Il controllo pacemaker di norma si effettua nello stesso centro dell'impianto e va eseguito ad intervalli regolari prestabiliti, in genere di circa 6 mesi. Serve a verificare il corretto funzionamento dell'apparecchio e il suo stato di carica, in quanto è possibile sapere con mesi d'anticipo quando si scaricherà.

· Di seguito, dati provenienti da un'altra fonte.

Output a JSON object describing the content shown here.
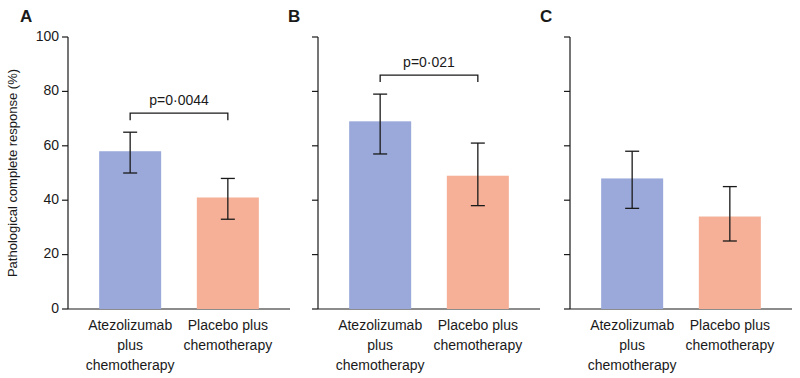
{
  "chart_data": [
    {
      "type": "bar",
      "title": "A",
      "y_label": "Pathological complete response (%)",
      "categories": [
        "Atezolizumab plus chemotherapy",
        "Placebo plus chemotherapy"
      ],
      "values": [
        58,
        41
      ],
      "ci_low": [
        50,
        33
      ],
      "ci_high": [
        65,
        48
      ],
      "colors": [
        "#9aa9da",
        "#f5b097"
      ],
      "ylim": [
        0,
        100
      ],
      "yticks": [
        0,
        20,
        40,
        60,
        80,
        100
      ],
      "annotations": [
        {
          "text": "p=0·0044"
        }
      ]
    },
    {
      "type": "bar",
      "title": "B",
      "categories": [
        "Atezolizumab plus chemotherapy",
        "Placebo plus chemotherapy"
      ],
      "values": [
        69,
        49
      ],
      "ci_low": [
        57,
        38
      ],
      "ci_high": [
        79,
        61
      ],
      "colors": [
        "#9aa9da",
        "#f5b097"
      ],
      "ylim": [
        0,
        100
      ],
      "yticks": [
        0,
        20,
        40,
        60,
        80,
        100
      ],
      "tick_labels": "x",
      "annotations": [
        {
          "text": "p=0·021"
        }
      ]
    },
    {
      "type": "bar",
      "title": "C",
      "categories": [
        "Atezolizumab plus chemotherapy",
        "Placebo plus chemotherapy"
      ],
      "values": [
        48,
        34
      ],
      "ci_low": [
        37,
        25
      ],
      "ci_high": [
        58,
        45
      ],
      "colors": [
        "#9aa9da",
        "#f5b097"
      ],
      "ylim": [
        0,
        100
      ],
      "yticks": [
        0,
        20,
        40,
        60,
        80,
        100
      ],
      "tick_labels": "x"
    }
  ]
}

Cosa è il controllo pacemaker

Il pacemaker è un generatore di impulsi costituito da un involucro con all'interno una batteria, è collegato al cuore tramite dei fili elettrici detti elettrocateteri e ha lo scopo di generare un impulso elettrico che permetta la contrazione del cuore simulando quello che fisiologicamente avviene in un cuore sano. Dopo l'intervento per l'impianto del pacemaker, viene consegnata al paziente una tessera magnetica in cui sono riportati tutti i dati relativi all'operazione: il medico che l'ha effettuata, quando è avvenuta, il modello di pacemaker impiantato, quali elettrocateteri sono stati utilizzati e tutti i controlli. Questa tessera va portata sempre con sè, soprattutto al momento dei controlli in modo che possa essere aggiornata. Il controllo pacemaker va eseguito ad intervalli regolari, che normalmente sono di sei mesi. Quando possibile, è bene recarsi per il controllo presso il centro che ha provveduto all'intervento di impianto, ma non è una condizione imprescindibile. Il controllo serve ad evidenziare il funzionamento del meccanismo ma anche a imporre delle variazioni nella stimolazione in caso di mutate esigenze cliniche del paziente o a mettere in evidenza eventuali aritmie cardiache. Si tratta di un appuntamento che non va saltato per nessun motivo. Infatti, il controllo permette di valutare la carica dello stimolatore e di conoscere con ampio preavviso se si sta per scaricare.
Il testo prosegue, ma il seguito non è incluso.